George Lucas didn’t want the science of Star Wars to get in the way of its cinematic reality
Perhaps the main difference between “Star Trek” and “Star Wars” lies in their respective approaches to technology. “Star Trek” mostly tried to explain how their fantastic technology works, giving ships and machines a tactile quality; a Trekkie can figure out how to operate an L-CARS computer panel or adjust the Enterprise’s shields. There’s a practical element to Trek technology. In “Star Wars”, a ship works because it works. While there may be many technical manuals and expanded in-universe knowledge that explains how a Star Destroyer works, it is more important as a parameter.
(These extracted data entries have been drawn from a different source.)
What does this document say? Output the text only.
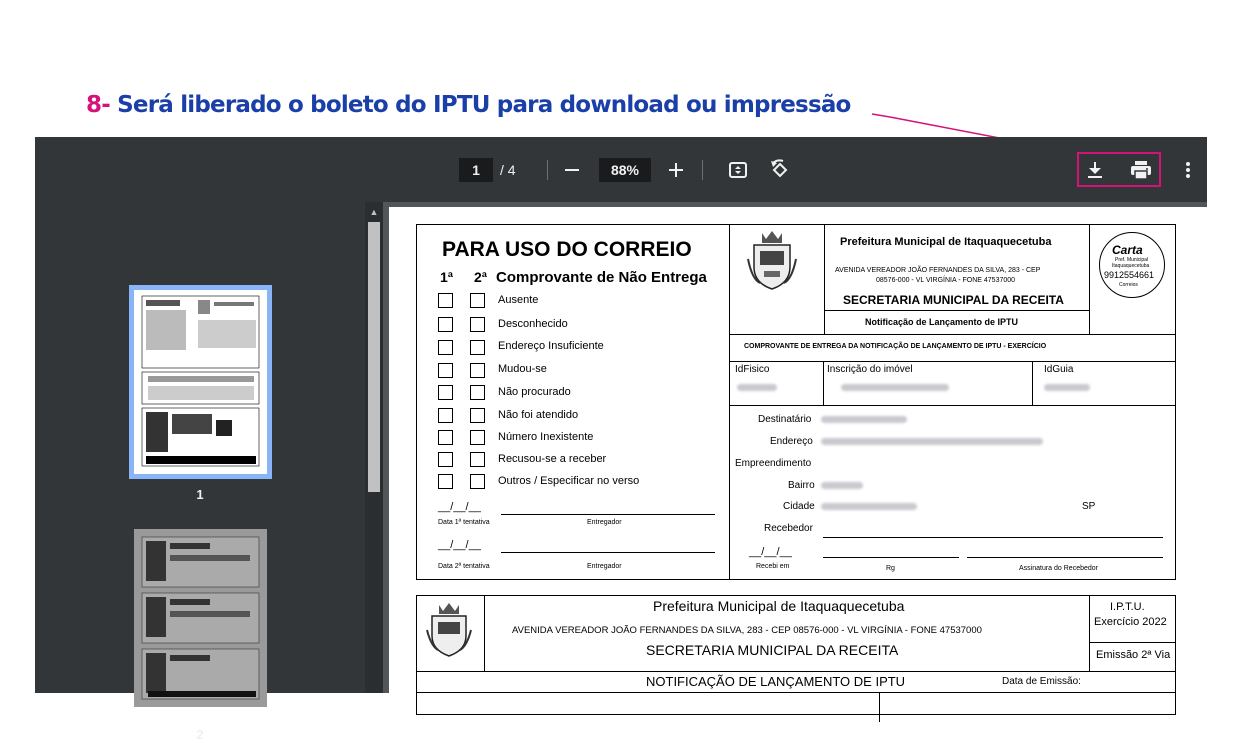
8- Será liberado o boleto do IPTU para download ou impressão
1	/ 4	88%
1
2
▲
PARA USO DO CORREIO
1ª 2ª Comprovante de Não Entrega
Ausente
Desconhecido
Endereço Insuficiente
Mudou-se
Não procurado
Não foi atendido
Número Inexistente
Recusou-se a receber
Outros / Especificar no verso
__/__/__
Data 1ª tentativa	Entregador
__/__/__
Data 2ª tentativa	Entregador
Prefeitura Municipal de Itaquaquecetuba
AVENIDA VEREADOR JOÃO FERNANDES DA SILVA, 283 - CEP
08576-000 - VL VIRGÍNIA - FONE 47537000
SECRETARIA MUNICIPAL DA RECEITA
Notificação de Lançamento de IPTU
Carta
Pref. Municipal
Itaquaquecetuba
9912554661
Correios
COMPROVANTE DE ENTREGA DA NOTIFICAÇÃO DE LANÇAMENTO DE IPTU - EXERCÍCIO
IdFisico	Inscrição do imóvel	IdGuia
Destinatário
Endereço
Empreendimento
Bairro
Cidade	SP
Recebedor
__/__/__
Recebi em	Rg	Assinatura do Recebedor
Prefeitura Municipal de Itaquaquecetuba
AVENIDA VEREADOR JOÃO FERNANDES DA SILVA, 283 - CEP 08576-000 - VL VIRGÍNIA - FONE 47537000
SECRETARIA MUNICIPAL DA RECEITA
I.P.T.U.
Exercício 2022
Emissão 2ª Via
NOTIFICAÇÃO DE LANÇAMENTO DE IPTU	Data de Emissão:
A Deep Starwoid might be able to tell all about the qualities of kyber crystals, but none of that is as significant as the dramatic impact of seeing a space wizard wield a laser sword.
When it comes to real-world inspirations for “Star Wars,” Lucas was candid, saying he preferred a dramatic, historical, or literary approach. Technology was incidental. He even admitted to not being very attentive in school. Lucas said:
“I’m not really a math and science guy. I spent most of my time in school daydreaming and managed to make a career out of it. When I was doing ‘Star Wars’, I didn’t I was limited by any kind of science. I just said, “I’m going to create a world that’s fun and interesting, that makes sense and feels like it has reality. And a lot of it comes from our literary history, our social history, like robots and so on. Some of it is based on mythological motifs, the politics is based on history. There’s a lot of cultural reality that’s not necessarily scientific but it’s more social.”
How characters relate matters more than how their landspeeders work.